Le nombre d’attaques contre les travailleurs humanitaires a plus que quadruplé
L’insécurité en RCA n’épargne pas les organismes d’aide. Le nombre d’attaques contre les travailleurs humanitaires a plus que quadruplé en un an, passant de 67 incidents en 2017 à 294 au cours des huit premiers mois et demi de 2018 seulement.
« En 2017, la Centrafrique était le quatrième pays le plus dangereux pour les humanitaires, après le Soudan du Sud, la Syrie et l’Afghanistan », a déclaré Marixie Mercado, auteure principale du rapport UNICEF, lors d’un point de presse jeudi à Genève.
Malgré cette insécurité, l’UNICEF s’efforce de venir en aide aux enfants qui en ont désespérément besoin, souvent dans des circonstances très dangereuses.
En plus de fournir des aliments thérapeutiques vitaux et des médicaments, l’UNICEF collabore avec des partenaires pour atteindre 890.000 femmes et enfants au travers d’actions de prévention de la malnutrition. L’agence onusienne fournit également la moitié des vaccins nécessaires dans le pays et achète l’autre moitié au nom des partenaires et du gouvernement.
L’une des réponses à la crise centrafricaine est la mise en place d’espaces temporaires d’apprentissage et de protection, de programmes d’éducation d’urgence et des fournitures récréatives, et la formation d’enseignants communautaires pour aider les enfants à retourner à l’école dans des espaces sûrs.
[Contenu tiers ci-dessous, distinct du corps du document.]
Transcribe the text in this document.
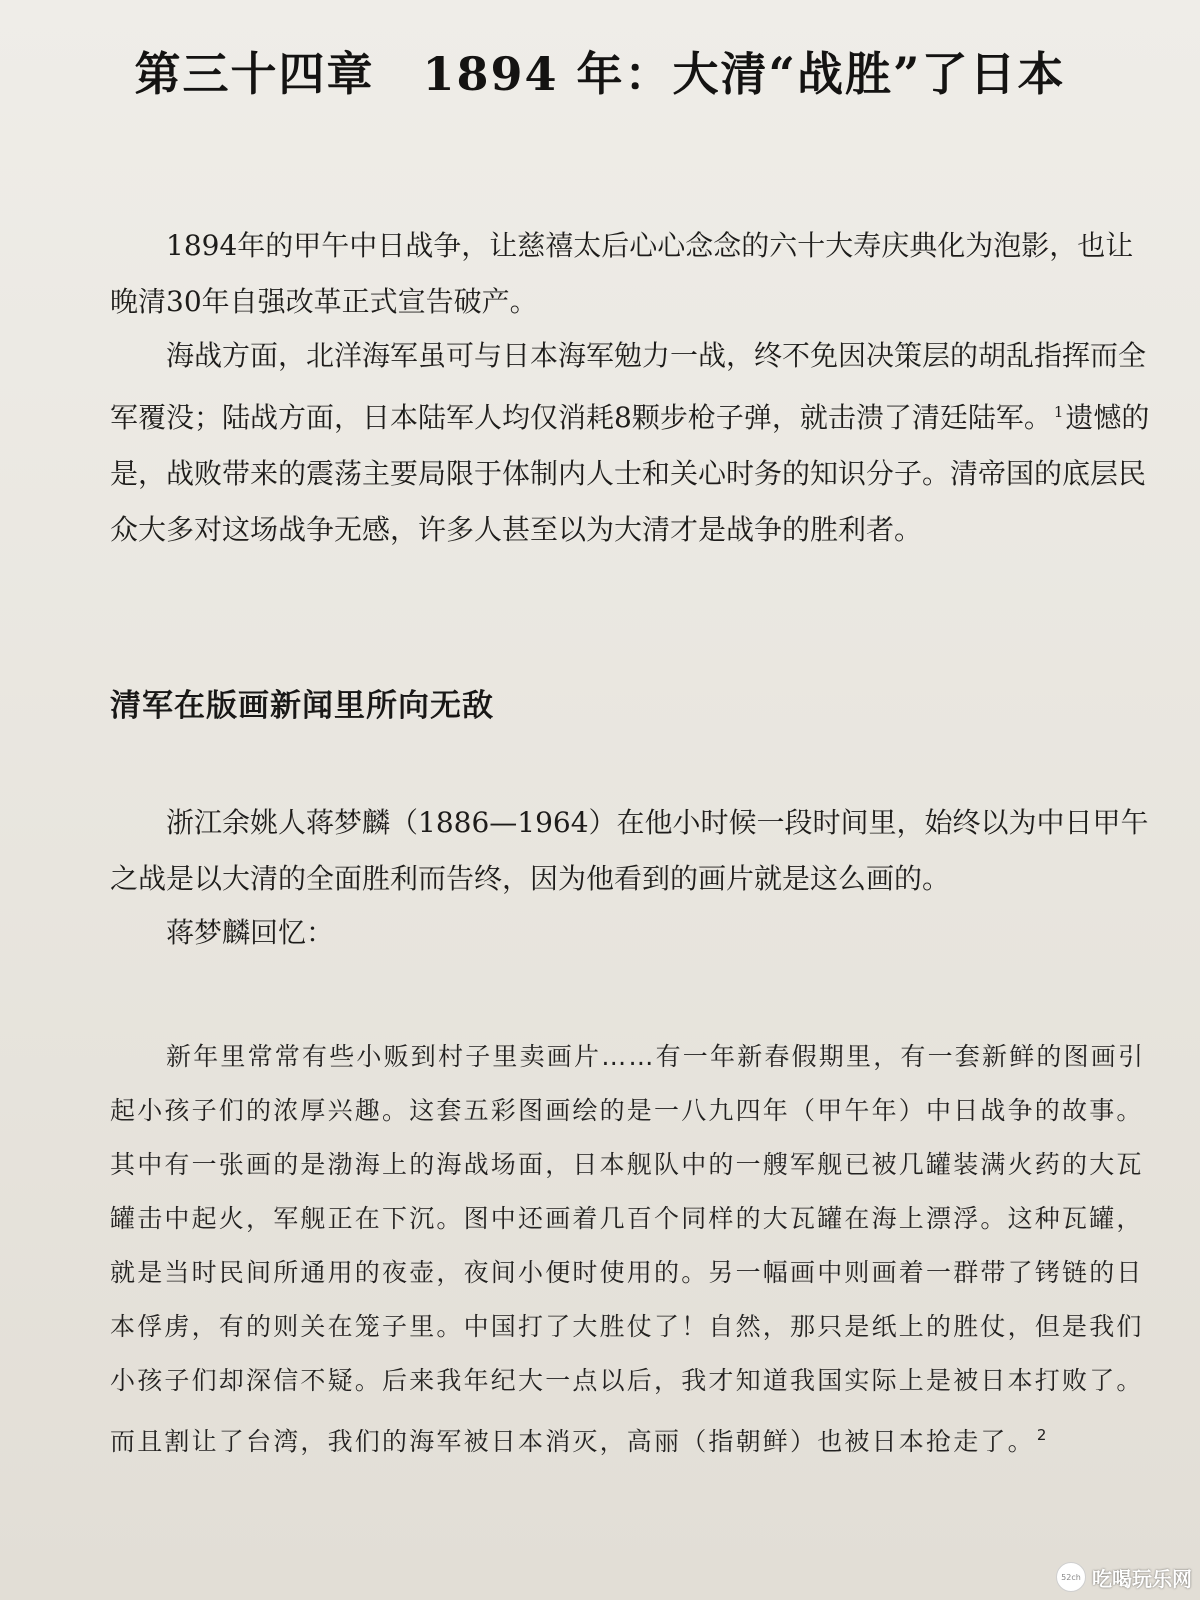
第三十四章　1894 年：大清“战胜”了日本

1894年的甲午中日战争，让慈禧太后心心念念的六十大寿庆典化为泡影，也让晚清30年自强改革正式宣告破产。

海战方面，北洋海军虽可与日本海军勉力一战，终不免因决策层的胡乱指挥而全军覆没；陆战方面，日本陆军人均仅消耗8颗步枪子弹，就击溃了清廷陆军。 $^1$遗憾的是，战败带来的震荡主要局限于体制内人士和关心时务的知识分子。清帝国的底层民众大多对这场战争无感，许多人甚至以为大清才是战争的胜利者。

清军在版画新闻里所向无敌

浙江余姚人蒋梦麟（1886—1964）在他小时候一段时间里，始终以为中日甲午之战是以大清的全面胜利而告终，因为他看到的画片就是这么画的。

蒋梦麟回忆：

新年里常常有些小贩到村子里卖画片……有一年新春假期里，有一套新鲜的图画引起小孩子们的浓厚兴趣。这套五彩图画绘的是一八九四年（甲午年）中日战争的故事。其中有一张画的是渤海上的海战场面，日本舰队中的一艘军舰已被几罐装满火药的大瓦罐击中起火，军舰正在下沉。图中还画着几百个同样的大瓦罐在海上漂浮。这种瓦罐，就是当时民间所通用的夜壶，夜间小便时使用的。另一幅画中则画着一群带了铐链的日本俘虏，有的则关在笼子里。中国打了大胜仗了！自然，那只是纸上的胜仗，但是我们小孩子们却深信不疑。后来我年纪大一点以后，我才知道我国实际上是被日本打败了。而且割让了台湾，我们的海军被日本消灭，高丽（指朝鲜）也被日本抢走了。 $^2$

52ch 吃喝玩乐网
En dépit de l’aggravation de la crise en RCA, le financement et l’attention de la communauté internationale sont extrêmement faibles. Seulement 44% des 56,5 millions de dollars de l’appel de fonds de l’UNICEF pour la Centrafrique pour 2018 étaient financés à la fin octobre.
Pour Mme Muhigana, « les enfants de la République centrafricaine sont abandonnés depuis trop longtemps. Ils ont besoin d’attention et d’aide maintenant, et ils en auront besoin sur le long terme ».